O comportamento observado é compatível com o que era esperado da literatura,


já que, nesta faixa de Re, a camada limite na superfície dos perfis tende a separar-se e
recolar na região de transição. Esse processo viabiliza a formação da chamada bolha de
separação laminar (Mayle, 1991) próximo à superfície que ocorre, uma vez que a camada
limite laminar não consegue superar efeitos viscosos, associado à intensificação do
gradiente adverso de pressão. Com essa separação, a camada limite torna-se turbulenta,
aumentando sua energia e recolando novamente à superfície do aerofólio. Camadas
limites turbulentas necessitam de gradientes adversos de pressão mais intensos e severos
para descolar da superfície em relação às camadas laminares. As bolhas de recirculação
formadas são prejudiciais ao desempenho aerodinâmico do aerofólio. A tabela 2 mostra
os coeficientes aerodinâmicos médios calculados para o escoamento.

Parâmetro aerodinâmico CL CD Erro CL Erro CD


Presente trabalho 0,0705 0.0356 66.400% 6.934%
Antonelli (2015) 0.2098 0,0383 – –

Tabela 2 – Coeficientes aerodinâmicos médios do perfil NACA 4404.

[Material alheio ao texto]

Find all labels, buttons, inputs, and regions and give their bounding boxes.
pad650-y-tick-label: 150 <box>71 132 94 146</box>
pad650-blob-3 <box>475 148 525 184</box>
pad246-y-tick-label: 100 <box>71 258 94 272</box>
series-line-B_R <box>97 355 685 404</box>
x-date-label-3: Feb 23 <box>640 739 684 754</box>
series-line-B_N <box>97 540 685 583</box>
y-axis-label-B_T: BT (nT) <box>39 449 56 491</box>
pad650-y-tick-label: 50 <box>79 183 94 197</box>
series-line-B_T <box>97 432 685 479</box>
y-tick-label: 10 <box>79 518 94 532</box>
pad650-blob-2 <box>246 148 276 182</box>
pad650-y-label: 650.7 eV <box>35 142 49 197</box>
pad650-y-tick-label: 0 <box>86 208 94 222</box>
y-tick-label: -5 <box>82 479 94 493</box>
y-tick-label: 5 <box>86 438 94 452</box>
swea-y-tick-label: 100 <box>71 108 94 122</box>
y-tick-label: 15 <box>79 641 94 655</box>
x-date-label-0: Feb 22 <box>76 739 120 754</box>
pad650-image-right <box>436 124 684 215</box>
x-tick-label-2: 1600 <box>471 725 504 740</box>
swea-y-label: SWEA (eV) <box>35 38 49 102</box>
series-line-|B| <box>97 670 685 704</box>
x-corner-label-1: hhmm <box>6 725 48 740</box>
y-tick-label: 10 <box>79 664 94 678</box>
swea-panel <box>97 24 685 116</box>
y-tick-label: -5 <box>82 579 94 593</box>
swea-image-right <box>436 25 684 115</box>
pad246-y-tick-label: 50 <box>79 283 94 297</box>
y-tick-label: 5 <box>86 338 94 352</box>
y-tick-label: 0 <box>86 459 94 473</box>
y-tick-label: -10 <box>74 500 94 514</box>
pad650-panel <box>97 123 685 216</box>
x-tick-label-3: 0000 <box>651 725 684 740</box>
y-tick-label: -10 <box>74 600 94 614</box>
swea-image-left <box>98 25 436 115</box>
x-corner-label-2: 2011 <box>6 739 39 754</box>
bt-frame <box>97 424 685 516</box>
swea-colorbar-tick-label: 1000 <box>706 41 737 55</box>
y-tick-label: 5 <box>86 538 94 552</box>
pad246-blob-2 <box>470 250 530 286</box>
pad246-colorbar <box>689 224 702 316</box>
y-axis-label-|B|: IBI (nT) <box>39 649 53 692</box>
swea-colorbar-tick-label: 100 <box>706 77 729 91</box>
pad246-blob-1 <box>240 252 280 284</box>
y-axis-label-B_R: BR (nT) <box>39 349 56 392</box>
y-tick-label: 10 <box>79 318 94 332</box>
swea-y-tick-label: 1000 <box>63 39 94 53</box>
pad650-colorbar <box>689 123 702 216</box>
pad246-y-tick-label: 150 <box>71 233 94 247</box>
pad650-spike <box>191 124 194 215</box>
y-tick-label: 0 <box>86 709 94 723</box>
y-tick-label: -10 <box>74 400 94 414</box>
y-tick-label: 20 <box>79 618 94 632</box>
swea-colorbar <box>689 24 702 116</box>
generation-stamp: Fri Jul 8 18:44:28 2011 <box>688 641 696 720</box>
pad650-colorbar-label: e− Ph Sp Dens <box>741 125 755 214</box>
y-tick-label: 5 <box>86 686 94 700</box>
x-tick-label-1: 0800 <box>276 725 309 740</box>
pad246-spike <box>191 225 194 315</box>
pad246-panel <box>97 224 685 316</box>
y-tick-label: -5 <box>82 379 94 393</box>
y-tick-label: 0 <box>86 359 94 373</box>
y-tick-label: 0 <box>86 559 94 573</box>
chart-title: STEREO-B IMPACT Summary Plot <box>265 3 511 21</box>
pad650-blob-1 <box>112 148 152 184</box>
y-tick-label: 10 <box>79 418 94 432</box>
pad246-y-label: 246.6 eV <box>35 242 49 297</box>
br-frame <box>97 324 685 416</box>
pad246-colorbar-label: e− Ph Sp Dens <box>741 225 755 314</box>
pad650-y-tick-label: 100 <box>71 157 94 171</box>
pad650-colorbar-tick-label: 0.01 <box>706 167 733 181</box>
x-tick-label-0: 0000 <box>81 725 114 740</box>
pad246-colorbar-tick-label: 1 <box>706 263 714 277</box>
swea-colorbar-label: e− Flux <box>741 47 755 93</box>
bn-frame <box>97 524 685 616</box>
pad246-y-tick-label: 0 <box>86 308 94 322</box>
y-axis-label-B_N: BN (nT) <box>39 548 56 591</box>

O arqueamento dos perfis assimétricos modifica a dinâmica de distribuição de


pressão entre o intradorso e extradorso, visto que, ao passar pela região superior, o
escoamento estará submetido à um maior gradiente de pressão adverso, sobretudo depois
de seu ponto de máxima curvatura. As instabilidades do escoamento turbulento neste
perfil não foram satisfatoriamente capturadas pela metodologia IMERSPEC, acarretando
alto erro no cálculo do coeficiente de sustentação. Porém, espera-se a obtenção de
resultados melhores com a investigação de uma forma mais adequada para o cálculo da
força da fronteira imersa no bordo de fuga do aerofólio, já vez que ela representa a região
de maior instabilidade numérica, além da adoção modelos de turbulência adequados.

Trabalhos futuros

Por natureza física, considerável parcela das aplicações da dinâmica de fluidos,


apresenta significativas complexidades. A simulação numérica destas aplicações, tanto
devido aos fenômenos físicos e seus efeitos, como ao número de graus de liberdade, é um
verdadeiro desafio. Destarte, muito empenho por parte dos pesquisadores tem sido
aplicado na integração de modelos matemáticos, métodos numéricos, modelos de
turbulência e técnicas de adaptação de malhas. Há amplo espaço para a pesquisa e
desenvolvimento novos modelos, técnicas, e novas abordagens para simular as mais
diversas aplicações da CFD.

O presente trabalho possibilita o seu progresso na realização de futuras simulações


numéricas com o uso de modelos de turbulência junto à metodologia IMERSPEC,
especificamente voltados para estudos numéricos em aerofólios e pás, obtendo, a
influência de efeitos de arrasto induzido e fenômenos fluidodinâmicos complexos que
surgem para elevados números de Reynolds, com atenção ao tempo computacional que
deve ser baixo custo, investindo em uma programação mais eficiente.